An explicit deny ACE is added for the stated permissions and the same permissions in any explicit grant are removed.

/remove[:[g|d]] Sid removes all occurrences of Sid in the acl.

With :g, it removes all occurrences of granted rights to that Sid.

With :d, it removes all occurrences of denied rights to that Sid.

 

Note:

Sids may be in either numeric or friendly name form. If a numeric form is given, affix a * to the start of the SID.

/T indicates that this operation is performed on all matching files/directories below the directories specified in the name.

/C indicates that this operation will continue on all file errors.

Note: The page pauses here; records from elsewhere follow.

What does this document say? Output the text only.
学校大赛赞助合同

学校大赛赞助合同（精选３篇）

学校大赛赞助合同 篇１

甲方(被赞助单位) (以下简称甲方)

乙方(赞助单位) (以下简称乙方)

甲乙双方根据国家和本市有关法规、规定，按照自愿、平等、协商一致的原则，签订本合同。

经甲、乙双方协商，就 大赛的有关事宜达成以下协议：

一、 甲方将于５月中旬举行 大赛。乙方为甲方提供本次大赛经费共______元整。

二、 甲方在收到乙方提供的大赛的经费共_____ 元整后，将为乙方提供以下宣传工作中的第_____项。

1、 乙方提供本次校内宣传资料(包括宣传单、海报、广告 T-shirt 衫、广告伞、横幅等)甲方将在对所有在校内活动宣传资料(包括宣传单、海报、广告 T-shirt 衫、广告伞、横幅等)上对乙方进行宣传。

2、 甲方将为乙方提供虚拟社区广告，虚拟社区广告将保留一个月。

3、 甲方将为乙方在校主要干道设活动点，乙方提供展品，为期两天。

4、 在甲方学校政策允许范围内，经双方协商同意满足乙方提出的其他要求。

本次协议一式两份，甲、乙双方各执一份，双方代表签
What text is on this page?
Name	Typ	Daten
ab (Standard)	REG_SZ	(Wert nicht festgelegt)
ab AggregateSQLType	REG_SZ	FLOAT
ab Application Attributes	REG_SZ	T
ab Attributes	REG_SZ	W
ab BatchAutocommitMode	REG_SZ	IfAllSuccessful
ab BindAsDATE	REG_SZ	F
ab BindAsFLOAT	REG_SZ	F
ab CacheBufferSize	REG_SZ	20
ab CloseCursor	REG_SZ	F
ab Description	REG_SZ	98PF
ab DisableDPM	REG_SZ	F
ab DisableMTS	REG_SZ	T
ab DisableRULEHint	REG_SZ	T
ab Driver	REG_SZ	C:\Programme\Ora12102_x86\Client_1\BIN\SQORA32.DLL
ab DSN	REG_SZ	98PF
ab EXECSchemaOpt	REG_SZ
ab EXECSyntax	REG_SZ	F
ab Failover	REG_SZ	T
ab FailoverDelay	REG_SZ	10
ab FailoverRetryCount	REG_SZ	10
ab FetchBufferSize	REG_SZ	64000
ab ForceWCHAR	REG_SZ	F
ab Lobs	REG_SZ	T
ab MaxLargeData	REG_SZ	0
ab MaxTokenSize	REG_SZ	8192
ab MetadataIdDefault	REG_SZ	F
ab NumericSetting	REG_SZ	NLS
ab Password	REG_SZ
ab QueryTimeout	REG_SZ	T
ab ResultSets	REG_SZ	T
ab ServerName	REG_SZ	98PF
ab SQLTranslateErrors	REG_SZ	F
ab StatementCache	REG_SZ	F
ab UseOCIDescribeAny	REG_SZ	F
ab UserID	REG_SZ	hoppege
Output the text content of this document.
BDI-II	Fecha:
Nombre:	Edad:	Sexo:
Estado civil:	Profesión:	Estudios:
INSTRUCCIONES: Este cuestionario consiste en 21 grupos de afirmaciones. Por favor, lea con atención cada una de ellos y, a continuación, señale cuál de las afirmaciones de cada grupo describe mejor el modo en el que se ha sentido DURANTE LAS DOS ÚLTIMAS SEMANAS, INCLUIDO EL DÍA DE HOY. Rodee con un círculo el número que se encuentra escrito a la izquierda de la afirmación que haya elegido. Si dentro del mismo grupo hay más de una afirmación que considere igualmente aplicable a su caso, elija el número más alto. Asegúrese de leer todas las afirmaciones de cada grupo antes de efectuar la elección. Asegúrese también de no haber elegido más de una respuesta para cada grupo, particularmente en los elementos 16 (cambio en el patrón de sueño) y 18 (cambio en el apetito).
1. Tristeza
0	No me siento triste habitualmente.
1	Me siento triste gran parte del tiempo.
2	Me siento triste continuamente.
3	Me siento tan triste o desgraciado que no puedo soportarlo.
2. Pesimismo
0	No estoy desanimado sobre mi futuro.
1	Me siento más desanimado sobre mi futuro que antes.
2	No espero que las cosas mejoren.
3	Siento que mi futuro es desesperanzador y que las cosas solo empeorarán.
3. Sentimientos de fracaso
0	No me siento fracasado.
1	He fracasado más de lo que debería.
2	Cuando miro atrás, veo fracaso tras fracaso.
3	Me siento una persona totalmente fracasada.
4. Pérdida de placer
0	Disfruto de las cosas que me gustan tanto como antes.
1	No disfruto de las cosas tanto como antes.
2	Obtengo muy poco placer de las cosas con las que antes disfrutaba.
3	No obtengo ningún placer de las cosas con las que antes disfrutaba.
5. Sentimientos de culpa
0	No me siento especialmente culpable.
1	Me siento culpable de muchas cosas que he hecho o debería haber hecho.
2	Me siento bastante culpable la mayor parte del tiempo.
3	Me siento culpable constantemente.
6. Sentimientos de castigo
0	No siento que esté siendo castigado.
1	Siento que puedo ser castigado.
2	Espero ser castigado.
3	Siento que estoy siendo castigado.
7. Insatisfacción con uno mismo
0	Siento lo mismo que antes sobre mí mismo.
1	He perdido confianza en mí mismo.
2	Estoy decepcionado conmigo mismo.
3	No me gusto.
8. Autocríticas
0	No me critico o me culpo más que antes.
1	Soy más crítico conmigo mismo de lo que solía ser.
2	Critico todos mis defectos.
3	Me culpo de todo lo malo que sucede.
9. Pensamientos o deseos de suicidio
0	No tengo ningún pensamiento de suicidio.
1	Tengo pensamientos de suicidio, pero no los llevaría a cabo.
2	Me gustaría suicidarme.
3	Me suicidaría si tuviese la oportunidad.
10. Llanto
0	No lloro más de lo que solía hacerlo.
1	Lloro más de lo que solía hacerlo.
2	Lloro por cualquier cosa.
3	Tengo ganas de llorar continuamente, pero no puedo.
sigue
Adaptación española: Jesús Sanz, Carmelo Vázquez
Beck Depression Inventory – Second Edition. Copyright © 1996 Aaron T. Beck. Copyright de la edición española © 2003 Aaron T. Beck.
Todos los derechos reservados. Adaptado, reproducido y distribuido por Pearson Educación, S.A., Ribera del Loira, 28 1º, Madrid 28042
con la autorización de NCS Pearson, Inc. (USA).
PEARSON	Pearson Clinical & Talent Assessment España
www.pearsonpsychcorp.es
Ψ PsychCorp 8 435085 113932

Error messages will still be displayed.

 

ICACLS preserves the canonical ordering of ACE entries:

Explicit denials

Explicit grants

Inherited denials

Inherited grants

 

Perm is a permission mask and can be specified in one of two forms:

1. A sequence of simple rights:

F – full access

M – modify access

RX – read and execute access

R – read-only access

W – write-only access

 

2. A comma-separated list in parentheses of specific rights:

D – delete

RC – read control

WDAC – write DAC

WO – write owner

S – synchronize

AS – access system security

MA – maximum allowed

GR – generic read

GW – generic write

GE – generic execute

GA – generic all

RD – read data/list directory

WD – write data/add file

AD – append data/add subdirectory

REA – read extended attributes

WEA – write extended attributes

X – execute/traverse

DC – delete child

RA – read attributes

WA – write attributes

 

Inheritance rights may precede either form and are applied only to directories:

(OI) – object inherit

(CI) – container inherit

(IO) – inherit only

(NP) – don’t propagate inherit

 

Examples:

icacls c:\windows\* /save AclFile /T

– Will save the ACLs for all files under c:\windows and its subdirectories to AclFile.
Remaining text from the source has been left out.